Puis la suite des débats fut ajournée au lendemain en raison de l'heure tardive.

L'émission se termina sur ce report. Finch saisit la télécommande pour éteindre le téléviseur. Il se tourna vers son partenaire.

-« John ? »

-« Oui Harold ? »

-« Je crois que finalement je suis tenté par la négociation. Votre proposition tient toujours ? »

John lui sourit.

-« Mais si vous n'avez plus d'occupation, donc plus besoin de vous concentrer, vous ne redoutez plus mes distractions ? » constata t-il perplexe.

-« Non, mais je compte m'installer ici pour la soirée avec un bon livre. Dans ce cas je crois nécessaire d'acheter votre tranquillité ».

Reese lui jeta un regard indigné.

-« La soirée entière ? Désolé Harold mais la proposition ne tient plus ! »

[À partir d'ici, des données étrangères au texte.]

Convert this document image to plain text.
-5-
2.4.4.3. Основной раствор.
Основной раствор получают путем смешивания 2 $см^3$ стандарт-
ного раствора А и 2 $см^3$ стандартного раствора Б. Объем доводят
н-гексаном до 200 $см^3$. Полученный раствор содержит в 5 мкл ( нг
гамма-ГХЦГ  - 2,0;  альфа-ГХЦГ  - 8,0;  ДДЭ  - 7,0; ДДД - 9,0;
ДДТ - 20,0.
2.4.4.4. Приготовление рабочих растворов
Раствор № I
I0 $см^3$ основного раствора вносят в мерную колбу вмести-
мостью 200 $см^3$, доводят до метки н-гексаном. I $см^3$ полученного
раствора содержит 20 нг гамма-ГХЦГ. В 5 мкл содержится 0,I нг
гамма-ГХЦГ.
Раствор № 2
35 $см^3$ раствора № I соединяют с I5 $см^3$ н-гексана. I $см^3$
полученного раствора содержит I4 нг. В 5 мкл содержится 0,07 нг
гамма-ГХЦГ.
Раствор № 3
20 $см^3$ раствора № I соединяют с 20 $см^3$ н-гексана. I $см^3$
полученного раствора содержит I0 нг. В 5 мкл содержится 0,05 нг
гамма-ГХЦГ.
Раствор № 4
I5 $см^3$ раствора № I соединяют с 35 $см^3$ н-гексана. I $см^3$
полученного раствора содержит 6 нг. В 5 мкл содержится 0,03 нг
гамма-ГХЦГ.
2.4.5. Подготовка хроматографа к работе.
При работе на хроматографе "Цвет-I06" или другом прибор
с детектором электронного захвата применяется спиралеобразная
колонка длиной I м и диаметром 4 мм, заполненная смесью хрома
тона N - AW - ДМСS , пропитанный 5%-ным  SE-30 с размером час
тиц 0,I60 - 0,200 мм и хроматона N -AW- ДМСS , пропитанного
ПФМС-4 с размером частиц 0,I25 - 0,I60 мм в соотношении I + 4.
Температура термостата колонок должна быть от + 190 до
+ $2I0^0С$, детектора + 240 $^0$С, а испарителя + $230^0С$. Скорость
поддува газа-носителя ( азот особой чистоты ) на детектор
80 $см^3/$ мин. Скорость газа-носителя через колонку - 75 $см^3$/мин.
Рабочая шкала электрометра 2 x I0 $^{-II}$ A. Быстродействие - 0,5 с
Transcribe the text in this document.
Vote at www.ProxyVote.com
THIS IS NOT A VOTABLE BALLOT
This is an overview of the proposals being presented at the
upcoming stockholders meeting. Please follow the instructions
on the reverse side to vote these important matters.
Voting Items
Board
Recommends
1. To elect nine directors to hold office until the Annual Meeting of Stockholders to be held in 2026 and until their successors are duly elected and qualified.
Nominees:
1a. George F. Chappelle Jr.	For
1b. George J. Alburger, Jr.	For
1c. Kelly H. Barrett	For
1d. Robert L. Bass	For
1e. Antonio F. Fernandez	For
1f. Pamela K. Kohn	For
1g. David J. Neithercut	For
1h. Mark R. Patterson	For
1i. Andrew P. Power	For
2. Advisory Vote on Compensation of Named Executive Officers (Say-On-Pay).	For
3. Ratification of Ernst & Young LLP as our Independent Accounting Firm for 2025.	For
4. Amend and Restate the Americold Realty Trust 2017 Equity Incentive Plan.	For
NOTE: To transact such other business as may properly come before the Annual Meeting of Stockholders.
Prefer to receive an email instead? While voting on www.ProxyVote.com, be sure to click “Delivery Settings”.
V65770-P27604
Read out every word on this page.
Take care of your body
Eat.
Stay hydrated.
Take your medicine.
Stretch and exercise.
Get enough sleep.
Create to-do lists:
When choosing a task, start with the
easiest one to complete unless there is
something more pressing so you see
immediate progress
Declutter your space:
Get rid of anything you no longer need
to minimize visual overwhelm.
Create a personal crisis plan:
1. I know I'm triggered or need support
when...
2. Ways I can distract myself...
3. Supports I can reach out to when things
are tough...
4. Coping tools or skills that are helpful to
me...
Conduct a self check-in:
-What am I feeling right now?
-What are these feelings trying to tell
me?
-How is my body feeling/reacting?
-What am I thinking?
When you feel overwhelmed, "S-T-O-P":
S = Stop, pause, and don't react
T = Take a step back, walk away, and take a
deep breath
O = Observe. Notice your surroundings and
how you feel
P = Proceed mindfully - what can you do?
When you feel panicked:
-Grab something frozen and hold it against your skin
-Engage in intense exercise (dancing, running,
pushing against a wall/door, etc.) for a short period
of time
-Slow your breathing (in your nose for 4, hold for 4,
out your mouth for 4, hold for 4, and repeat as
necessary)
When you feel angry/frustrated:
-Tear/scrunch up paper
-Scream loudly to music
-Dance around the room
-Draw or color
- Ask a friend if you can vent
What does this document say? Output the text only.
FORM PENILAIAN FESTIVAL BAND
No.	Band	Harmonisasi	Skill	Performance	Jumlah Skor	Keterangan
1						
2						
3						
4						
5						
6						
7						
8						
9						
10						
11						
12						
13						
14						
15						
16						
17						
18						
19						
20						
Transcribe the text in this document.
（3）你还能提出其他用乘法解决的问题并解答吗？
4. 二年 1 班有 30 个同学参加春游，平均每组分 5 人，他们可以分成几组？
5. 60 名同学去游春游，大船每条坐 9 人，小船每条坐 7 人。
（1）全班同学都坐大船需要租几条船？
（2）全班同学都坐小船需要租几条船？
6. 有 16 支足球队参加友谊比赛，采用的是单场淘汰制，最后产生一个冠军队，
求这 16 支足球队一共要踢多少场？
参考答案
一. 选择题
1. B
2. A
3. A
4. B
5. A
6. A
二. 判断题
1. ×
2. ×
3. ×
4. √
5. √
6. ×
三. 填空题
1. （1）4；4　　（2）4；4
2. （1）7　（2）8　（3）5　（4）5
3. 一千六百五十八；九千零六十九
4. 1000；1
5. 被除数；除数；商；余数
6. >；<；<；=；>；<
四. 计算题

Il se pencha vers son partenaire et l'embrassa tendrement d'abord. Puis il l'attira contre lui et leur baiser se fit plus pressant. John se pencha contre son oreille, le faisant délicieusement frissonner, il lui murmura :

-« En fait, j'ai tellement de propositions à vous faire pour occuper la soirée Harold que vous allez vite oublier votre bouquin »

Finch sentit les mains de John glisser doucement sous sa chemise et caresser son torse tandis qu'il déposait de petits baisers dans son cou. Il soupira sous la sensation, se sentant déjà incapable de résister à ses avances. Tout en enlaçant son partenaire, il songea que, finalement, il ne tenait pas tant que cela à sa tranquillité.